Risk advisers are upset with big bank-owned insurance companies offering the public ‘no strings attached’ life insurance which effectively leaves them in the same – or worse – predicament as if they had no insurance at all.
Ava Insurance Consulting Group owner Anita Muecke took to networking site LinkedIn to air her grievances with such practices and find out if others had the same experience – of which an overwhelming number had and were calling for change.
A woman was referred to Muecke after she could not get a life insurance pay-out from a bank-owned insurance company. She had bought a policy over the phone when her bank cold-called her after she took out a new credit card. They offered her life insurance, which she took – and subsequently took out for her husband, too.
All the information the bank wanted was the couple’s names, ages, and whether they were Australian citizens.
“No health questions, no medicals, no forms, nothing like that. No advice,” Muecke told Wealth Professional.
The couple paid for the policy for seven years and when the husband died last year the wife put in a claim – denied because he died indirectly from a pre-existing and common medical condition, obesity.
Muecke says the insurers could deny the claim because the policy contained broad exclusions which included any condition the insured had for the six years before the date of application.
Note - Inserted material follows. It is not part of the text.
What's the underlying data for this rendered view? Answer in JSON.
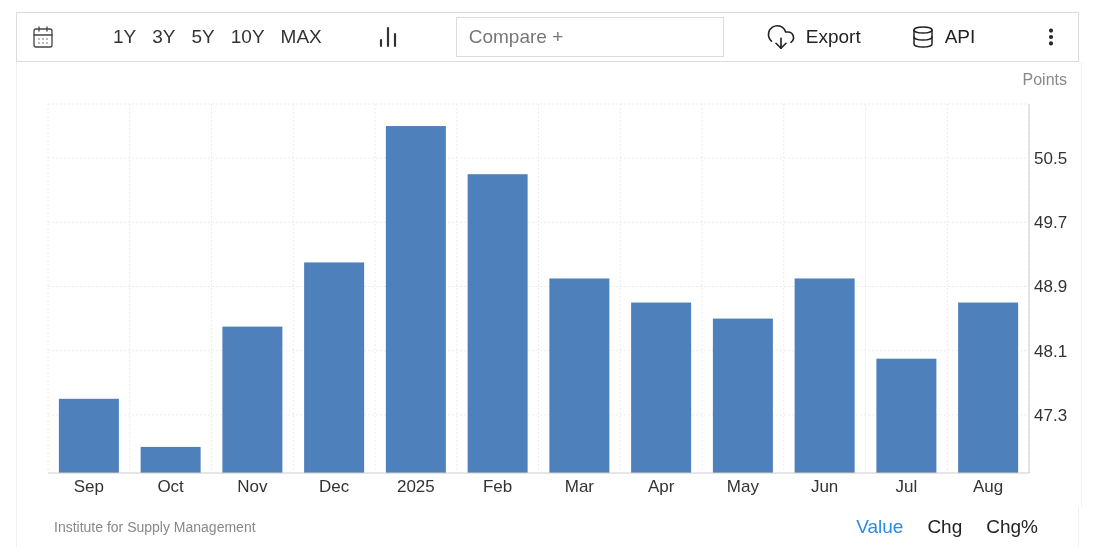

“They’re within their right to decline it, but my issue with it was they shouldn’t be on the market. People are innocent, people are naïve. People think ‘I’m paying this money every year; if I die I’m going to get money’. People don’t perceive that being overweight might mean they aren’t covered for all those years.”
Muecke is upset the public are not receiving any advice from bank-owned life insurance companies, before they take out insurance. She believes it is unfair an insurer can sell these policies without mentioning they also have a policy that is fully underwritten, when financial advisers have an obligation to inform clients of all the choices available.
“People don’t understand the nature of what they’re purchasing. And for me the issue is when I advise a client, I tell them in my statement of advice what the other alternatives are, and that’s part of my obligation of care to them.
“So I don’t understand why a bank can call one of their customers directly and ask whether they’d like to buy life insurance when they also offer through different channels much better cover.
"The core point that consumers need to be made aware of is the difference between direct insurance where the insurer asks no health questions and provides cover with misunderstood blanket exclusions versus retail or advised insurance that is, ironically, usually cheaper and fully underwritten.
“I find it insidious that they’re allowed to sell them policies like this, that’s the part that upsets me.”
There should be an obligation on bank-owned insurance companies to explain to clients if there is anything in their past which could contribute to death – such as a melanoma – they are unlikely to be covered, she said.
Muecke also thinks there is no point putting in legal jargon into the fine print for the customers – it has to be “reasonably plain English” with examples provided, so the customer understands what they are getting into.
The Association of Financial Advisers need to lobby Financial Services Council and the government to change this, Muecke said.
And as she asked on social media: “Why – as an industry – aren't we doing more about these bogus insurance policies that threaten to wreck the trust we all work so hard to build with our clients and with the wider community?”
AFA chief executive Brad Fox posted the following on the LinkedIn discussion started by Muecke on the topic:
“Like all of you that have commented on this, it horrifies me. The recurring challenge is the need to educate consumers before they make an uninformed decision where the shortcomings aren't found until it is too late (such as in this case).”
He told Wealth Professional
the issue is on the AFA’s policy agenda to consider.
“What’s concerning is the difference in levels in consumer protection when seeing an adviser and buying from a direct insurance offer. Australia has an underinsurance problem so we don’t want to overcomplicate things, but we have a responsibility to make sure clients don’t have a bad experience with direct insurance that may adversely affect their experience with life insurance as a whole.
“There’s a massive difference in underwriting standards and product definitions. What we don’t want is people having an adverse claims experience and then they throw the whole life insurance industry in one bucket.”
But what should be done?
One aspect is to talk to Australians and educate them about the differences between direct and adviser-led insurance, said Fox. “This is not an easy task with close to 25 million Australians. It will be a big job and not up to the AFA alone.”
The other option is to look at policy settings and make sure they are right, Fox said. “Is compliance too high for advisers? Is it too low for direct insurance?”
AFA intends to talk to other organisations like the FSC to see whether there is consensus something needs to change.